An early warning device to predict asthma attacks was the winning invention at the Technology Innovation Agency (TIA) Inventor’s Garage at the SA Innovation Summit.
The Asthma Grid was the invention of PhD student Moses Kebalepile, who walked away with R25 000 cash, incubation support from Standard Bank and an iPad.
“I was surprised to win,” he says. “There were so many good projects showcased at the TIA Inventors Garage; it just goes to show the incredible potential and talent that we as South Africans have. I think the work that we do locally is as good as what comes from the West, if not more inspired. The ecosystem for technological entrepreneurs is right; with platforms and opportunities like this we have a chance to positively impact the economy.”
Kebalepile plans to further his research and explore other designs for the Asthma Grid with the prize money he has won.
Christo Rossouw came second with RE-LIT, a rechargeable light design that uses a solar panel. Billy Hadlow came third with the FAABulous Stove which burns combustible agricultural material and can also charge a cell phone or power a light.
Adriaan Padt, designer of the Rocket Works, won the Climate Innovation Centre prize of a R100 000 grant for commercialisation support for the best green solution, a high-efficiency biomass fuel stove that reduces harmful emissions and fuel usage by up to 87%. Santa Scheepers came second in the same category with the ZingCo Electrical Vehicle Project, a car battery drawer solution. Both Padt and Scheepers were finalists in the PwC Pitching Den competition for Start Ups.

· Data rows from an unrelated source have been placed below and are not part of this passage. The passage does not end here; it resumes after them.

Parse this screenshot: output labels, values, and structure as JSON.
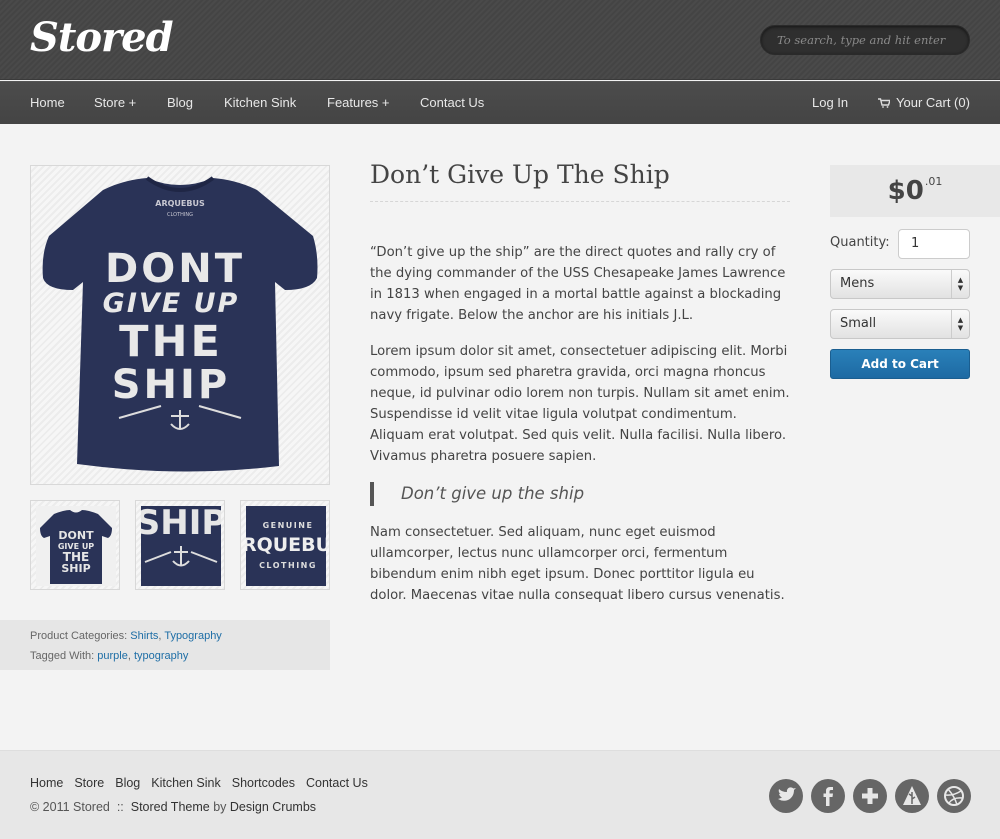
{
  "header": {
    "logo": "Stored",
    "search_placeholder": "To search, type and hit enter"
  },
  "nav": {
    "left": [
      "Home",
      "Store +",
      "Blog",
      "Kitchen Sink",
      "Features +",
      "Contact Us"
    ],
    "login": "Log In",
    "cart": "Your Cart (0)"
  },
  "product": {
    "title": "Don’t Give Up The Ship",
    "image_text": [
      "DONT",
      "GIVE UP",
      "THE",
      "SHIP"
    ],
    "thumb_texts": {
      "thumb1": [
        "DONT",
        "GIVE UP",
        "THE",
        "SHIP"
      ],
      "thumb2": "SHIP",
      "thumb3": [
        "GENUINE",
        "ARQUEBUS",
        "CLOTHING"
      ]
    },
    "paragraph1": "“Don’t give up the ship” are the direct quotes and rally cry of the dying commander of the USS Chesapeake James Lawrence in 1813 when engaged in a mortal battle against a blockading navy frigate. Below the anchor are his initials J.L.",
    "paragraph2": "Lorem ipsum dolor sit amet, consectetuer adipiscing elit. Morbi commodo, ipsum sed pharetra gravida, orci magna rhoncus neque, id pulvinar odio lorem non turpis. Nullam sit amet enim. Suspendisse id velit vitae ligula volutpat condimentum. Aliquam erat volutpat. Sed quis velit. Nulla facilisi. Nulla libero. Vivamus pharetra posuere sapien.",
    "quote": "Don’t give up the ship",
    "paragraph3": "Nam consectetuer. Sed aliquam, nunc eget euismod ullamcorper, lectus nunc ullamcorper orci, fermentum bibendum enim nibh eget ipsum. Donec porttitor ligula eu dolor. Maecenas vitae nulla consequat libero cursus venenatis.",
    "categories_label": "Product Categories:",
    "categories": [
      "Shirts",
      "Typography"
    ],
    "tags_label": "Tagged With:",
    "tags": [
      "purple",
      "typography"
    ]
  },
  "purchase": {
    "price_main": "$0",
    "price_cents": ".01",
    "quantity_label": "Quantity:",
    "quantity_value": "1",
    "style_selected": "Mens",
    "size_selected": "Small",
    "add_to_cart": "Add to Cart"
  },
  "footer": {
    "links": [
      "Home",
      "Store",
      "Blog",
      "Kitchen Sink",
      "Shortcodes",
      "Contact Us"
    ],
    "copyright": "© 2011 Stored",
    "separator": "::",
    "theme": "Stored Theme",
    "by": "by",
    "author": "Design Crumbs",
    "social_icons": [
      "twitter-icon",
      "facebook-icon",
      "plus-icon",
      "forrst-icon",
      "dribbble-icon"
    ]
  },
  "colors": {
    "link": "#1e6ea6",
    "button": "#1d6aa3",
    "header": "#464646",
    "shirt": "#2a3357"
  }
}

The Market on the Edge of the Summit attracted families and children to be inspired by the inventions and get involved practically. Schoolchildren built their own solar panels and constructed Lego robots which they programmed to perform basic functions. A 24-hour Hackathon competition at the Summit brought techies together to design software to solve challenges in early childhood development. The winning group, Kanya Msila, Batandwa Baba, Sello Lehong, Samuel Molahloe and Mapaseka Dipale designed a technology solution, NappiDaddi, to empower fathers to be more involved in the life of their young children.
“It’s vital that we inspire the next generation to be innovative from an early age,” says SA Innovation Summit chairperson Dr Audrey Verhaeghe. “The eighth SA Innovation Summit brought all the role players together to invest in brilliant ideas and inspire even more creative thinking. We want to turn all these brilliant ideas into new products for the market that ultimately create employment and elevate the country both socially and economically,” says Verhaeghe.